“L’occhio del lupo” di Daniel Pennac è una favola per bambini incentrata sulla bellissima e intensa amicizia tra Lupo Azzurro, un lupo cieco da un occhio che vive in uno zoo, e Africa, un ragazzino giramondo e cantastorie. Questo breve racconto di sole 110 pagine, pur nella sua semplicità, ha un significato molto profondo e ci permette di fare alcune riflessioni sul concetto di empatia tra medico e paziente e sui giusti atteggiamenti di un terapeuta che opera nell’ambito delle cure palliative.
Nel libro Pennac racconta lo straordinario incontro tra un ragazzo e un lupo d’Alaska, catturato dieci anni prima e rinchiuso nel recinto di uno zoo. Il ragazzo, immobile davanti al lupo, silenzioso e attento al suo incedere, attende pazientemente che il lupo sia pronto per dialogare con lui. Ma quando finalmente il lupo si ferma e si siede davanti al ragazzo posando il suo sguardo su di lui succede l’inevitabile: il lupo si sente a disagio. L’animale, infatti, ha solo un occhio mentre il ragazzo ne ha due. L’occhio del lupo fissa prima l’occhio destro del ragazzo e poi il sinistro spostandosi dall’uno all’altro sempre più velocemente… finché dall’occhio chiuso spunta una lacrima che esprime tutta la sua impotenza e la sua collera. Ed è a questo punto che il ragazzo compie un gesto – inatteso – che calma il lupo, mettendolo finalmente a suo agio: chiude un occhio.
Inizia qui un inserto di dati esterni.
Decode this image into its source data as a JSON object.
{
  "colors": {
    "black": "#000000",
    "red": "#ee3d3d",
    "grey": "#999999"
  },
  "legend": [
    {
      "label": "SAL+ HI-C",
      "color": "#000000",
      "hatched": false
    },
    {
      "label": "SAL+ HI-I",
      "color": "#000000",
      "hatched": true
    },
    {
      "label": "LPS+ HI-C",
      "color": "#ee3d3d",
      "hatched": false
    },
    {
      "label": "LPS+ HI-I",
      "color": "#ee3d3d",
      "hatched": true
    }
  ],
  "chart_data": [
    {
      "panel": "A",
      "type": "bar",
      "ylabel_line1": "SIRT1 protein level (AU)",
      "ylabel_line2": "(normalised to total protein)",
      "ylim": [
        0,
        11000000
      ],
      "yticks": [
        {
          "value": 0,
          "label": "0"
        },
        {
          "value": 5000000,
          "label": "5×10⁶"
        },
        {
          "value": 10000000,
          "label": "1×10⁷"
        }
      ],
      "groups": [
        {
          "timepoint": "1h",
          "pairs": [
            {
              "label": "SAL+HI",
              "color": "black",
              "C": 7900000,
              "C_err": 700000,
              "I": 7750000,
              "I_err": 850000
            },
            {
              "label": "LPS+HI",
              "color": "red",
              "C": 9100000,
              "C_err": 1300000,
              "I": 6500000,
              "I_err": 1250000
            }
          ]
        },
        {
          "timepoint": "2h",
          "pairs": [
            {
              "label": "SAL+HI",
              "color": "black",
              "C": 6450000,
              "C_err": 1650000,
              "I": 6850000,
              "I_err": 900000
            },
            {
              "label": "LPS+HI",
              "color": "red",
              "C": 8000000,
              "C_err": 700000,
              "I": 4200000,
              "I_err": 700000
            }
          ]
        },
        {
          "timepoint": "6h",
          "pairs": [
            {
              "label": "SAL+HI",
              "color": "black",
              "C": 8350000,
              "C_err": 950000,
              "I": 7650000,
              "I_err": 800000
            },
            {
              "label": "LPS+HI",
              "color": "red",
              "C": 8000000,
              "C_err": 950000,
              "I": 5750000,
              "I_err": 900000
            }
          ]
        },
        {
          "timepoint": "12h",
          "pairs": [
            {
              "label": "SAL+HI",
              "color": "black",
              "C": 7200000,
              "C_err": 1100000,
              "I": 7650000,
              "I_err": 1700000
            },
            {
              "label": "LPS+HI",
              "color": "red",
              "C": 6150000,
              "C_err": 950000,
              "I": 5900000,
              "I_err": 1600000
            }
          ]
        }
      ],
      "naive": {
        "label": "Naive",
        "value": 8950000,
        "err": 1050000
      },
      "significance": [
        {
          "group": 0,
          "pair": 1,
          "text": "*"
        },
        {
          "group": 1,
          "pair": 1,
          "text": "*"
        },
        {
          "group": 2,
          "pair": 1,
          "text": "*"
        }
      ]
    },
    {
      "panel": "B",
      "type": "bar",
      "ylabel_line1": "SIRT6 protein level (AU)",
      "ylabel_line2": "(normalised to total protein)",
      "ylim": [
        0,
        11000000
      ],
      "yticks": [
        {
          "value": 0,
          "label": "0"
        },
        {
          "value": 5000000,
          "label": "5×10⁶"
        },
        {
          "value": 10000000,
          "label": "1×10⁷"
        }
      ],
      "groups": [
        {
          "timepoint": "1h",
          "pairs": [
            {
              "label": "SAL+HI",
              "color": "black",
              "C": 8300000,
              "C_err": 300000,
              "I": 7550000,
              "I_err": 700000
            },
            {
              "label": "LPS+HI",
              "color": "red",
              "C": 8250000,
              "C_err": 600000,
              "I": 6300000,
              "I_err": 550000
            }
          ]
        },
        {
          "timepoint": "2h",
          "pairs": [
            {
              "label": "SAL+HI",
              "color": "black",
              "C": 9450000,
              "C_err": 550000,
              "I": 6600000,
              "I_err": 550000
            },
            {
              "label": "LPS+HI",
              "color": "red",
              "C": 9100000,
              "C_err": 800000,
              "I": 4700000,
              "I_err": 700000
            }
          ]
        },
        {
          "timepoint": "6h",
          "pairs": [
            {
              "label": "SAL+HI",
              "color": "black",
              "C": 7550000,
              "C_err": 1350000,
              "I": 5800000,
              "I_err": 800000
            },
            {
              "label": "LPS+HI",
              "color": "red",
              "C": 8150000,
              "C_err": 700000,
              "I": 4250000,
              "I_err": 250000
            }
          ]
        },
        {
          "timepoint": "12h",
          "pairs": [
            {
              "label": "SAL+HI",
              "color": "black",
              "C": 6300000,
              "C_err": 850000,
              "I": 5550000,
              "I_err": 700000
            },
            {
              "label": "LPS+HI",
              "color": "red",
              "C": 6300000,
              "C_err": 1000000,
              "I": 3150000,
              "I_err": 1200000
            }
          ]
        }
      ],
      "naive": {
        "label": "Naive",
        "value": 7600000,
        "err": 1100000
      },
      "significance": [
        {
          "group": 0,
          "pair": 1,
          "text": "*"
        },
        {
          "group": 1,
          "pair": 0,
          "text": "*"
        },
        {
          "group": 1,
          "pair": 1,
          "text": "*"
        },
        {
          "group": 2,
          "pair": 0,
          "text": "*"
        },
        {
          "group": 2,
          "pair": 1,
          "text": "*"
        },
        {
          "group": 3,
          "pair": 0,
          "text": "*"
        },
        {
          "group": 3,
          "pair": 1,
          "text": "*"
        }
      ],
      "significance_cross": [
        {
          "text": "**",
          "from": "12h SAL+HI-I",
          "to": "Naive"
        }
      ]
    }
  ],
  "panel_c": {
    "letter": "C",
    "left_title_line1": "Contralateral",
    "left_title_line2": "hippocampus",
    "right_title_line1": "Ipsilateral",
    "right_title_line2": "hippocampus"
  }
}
A quel punto tra i due si crea un’empatia tale per cui si ritrovano a rivivere, attraverso i reciproci racconti, la straordinaria vita passata dell’altro, superando ogni diffidenza e paura e creando un rapporto indissolubile di fiducia e amicizia.
È interessante come quel gesto di grande apertura che Africa compie nei confronti di Lupo Azzurro possa suggerire alcuni atteggiamenti fondamentali per i terapeuti in cure palliative che vogliano instaurare una relazione d’aiuto efficace. Ne abbiamo individuati almeno cinque.
#1 – Spirito di osservazione
Il terapeuta è colui che sa guardare ovvero sa sostenere lo sguardo di chi gli sta di fronte, sa osservare ciò che succede e coglie ogni minimo movimento attraverso cui l’altro si racconta, sa andare oltre la superficie delle cose e impara a vedere nel profondo.
#2 – Capacità di accogliere
Il terapeuta è colui che permette all’altro di sostenere il proprio sguardo poiché carico di comprensione. È colui dal quale ci si sente ascoltati e capiti e al quale si sa di poter esprimere la propria impotenza e collera.
#3 – Superamento del diverso
Il terapeuta è colui che riconosce l’eventuale differenza: non la nega né si atteggia come se non ci fosse. Piuttosto sta al fianco di chi ne ha bisogno finché non si realizzi l’integrazione del diverso.
#4 – Compassione
Nel suo senso più profondo di “soffrire insieme”, il terapeuta è colui che svolge il proprio compito con passione ovvero stando nel presente, nel qui e ora con il paziente e con il suo disagio.
#5 – Attribuzione di senso
Il terapeuta è colui che permette all’altro di ridare un senso alla propria vita. Un senso che abbia significato non in termini assoluti né secondo i valori del terapeuta, ma per chi pur nel disagio vuole tendere alla felicità.
Queste, in sintesi, sono le nostre riflessioni su un racconto che si legge davvero nel tempo di una pausa pranzo eppure è capace di stimolare mente e cuore. E che vi suggeriamo, perché ci auguriamo possa avere lo stesso effetto anche su di voi.